Estes comportamentos invulgares podem ter resultado de traumas de infância. Na sua delirante autobiografia, “A Vida Secreta de Salvador Dalí” (1942), revelava: “Durante muito tempo, experimentei a angústia de acreditar que era impotente”. Ali dizia também que desenvolvera um certo gosto pela necrofilia (sexo com cadáveres), que conseguiu ultrapassar. Já o seu biógrafo e amigo Ian Gibson notou que Dalí detestava que lhe tocassem e sentia uma aversão violenta pelos órgãos genitais femininos, comparando o coito a uma “selva sangrenta”.
“Porventura calarei muitas bocas” Mas e se afinal o perfil sexual de Dalí não fosse assim tão peculiar? Essa é a convicção de Maria Pilar Abel Martinez, uma cartomante de Girona que defende que o artista teve um caso extraconjugal com a sua mãe em meados da década de 1950. Maria Pilar, que nasceu em 1956 e vive em Girona, acredita ser fruto dessa relação e diz ser fisicamente muito parecida com Dalí: “Só me falta o bigode”, declarou ao “El Mundo”. Esta semana, a natural de Girona viu uma juíza de Madrid dar-lhe razão. “Estou muito contente. Agora vai saber-se a verdade sobre o meu ADN e porventura calarei muitas bocas, pela minha família e pela minha mãe”.
À falta de outros objetos que pudessem servir de amostragem para os testes comparativos, a juíza Maria de Mar Crespo deu ordem para exumar os restos mortais do excêntrico artista. Dalí encontra-se sepultado na cripta do museu-teatro que mandou construir em Figueres, onde viveu recluso, após a morte de Gala. Não chegou a ser congelado para poder ser “ressuscitado” mais tarde – uma hipótese que se chegou a colocar – mas, de acordo com instruções dadas aos seus colaboradores, o seu corpo foi embalsamado, exatamente como fora o de Gala sete anos antes.
Há muito que Maria Pilar Abel Martinez proclama, para quem a quiser ouvir, ser filha de Salvador Dalí e em 2007 fez mesmo dois testes de paternidade cujos resultados nunca lhe foram revelados. O seu advogado diz não saber ainda quando será feita a exumação, mas avança que deverá realizar-se em julho. A confirmar-se a convicção da cartomante, Maria Pilar poderá usar o apelido do artista e reclamar parte dos seus bens. Mas a fundação Dalí já anunciou que vai recorrer da decisão.

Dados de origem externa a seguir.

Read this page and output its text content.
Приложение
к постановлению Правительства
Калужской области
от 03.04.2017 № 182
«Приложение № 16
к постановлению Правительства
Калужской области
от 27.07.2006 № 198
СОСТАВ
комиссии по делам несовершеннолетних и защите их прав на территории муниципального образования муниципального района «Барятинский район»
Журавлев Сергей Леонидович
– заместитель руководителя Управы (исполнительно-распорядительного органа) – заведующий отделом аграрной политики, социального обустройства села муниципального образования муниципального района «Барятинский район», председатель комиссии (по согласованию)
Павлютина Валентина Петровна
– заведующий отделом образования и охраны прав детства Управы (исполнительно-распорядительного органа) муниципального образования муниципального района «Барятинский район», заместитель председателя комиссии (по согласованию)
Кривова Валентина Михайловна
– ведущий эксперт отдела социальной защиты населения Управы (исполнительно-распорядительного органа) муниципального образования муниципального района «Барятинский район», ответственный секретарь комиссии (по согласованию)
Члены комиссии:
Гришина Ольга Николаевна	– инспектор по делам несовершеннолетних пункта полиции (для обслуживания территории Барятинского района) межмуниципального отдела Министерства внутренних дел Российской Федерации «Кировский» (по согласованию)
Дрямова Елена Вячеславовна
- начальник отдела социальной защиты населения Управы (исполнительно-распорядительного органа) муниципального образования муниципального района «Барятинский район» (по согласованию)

Este é o segundo caso mediático de exumação em Espanha no espaço de dois anos. Em 2015, um grupo de especialistas resgatou e analisou as ossadas de 16 pessoas sepultadas na Igreja das Trinitárias, em Madrid. Entre elas, pensa-se que podem estar as do escritor D. Miguel de Cervantes Saavedra, o autor de “D. Quixote”.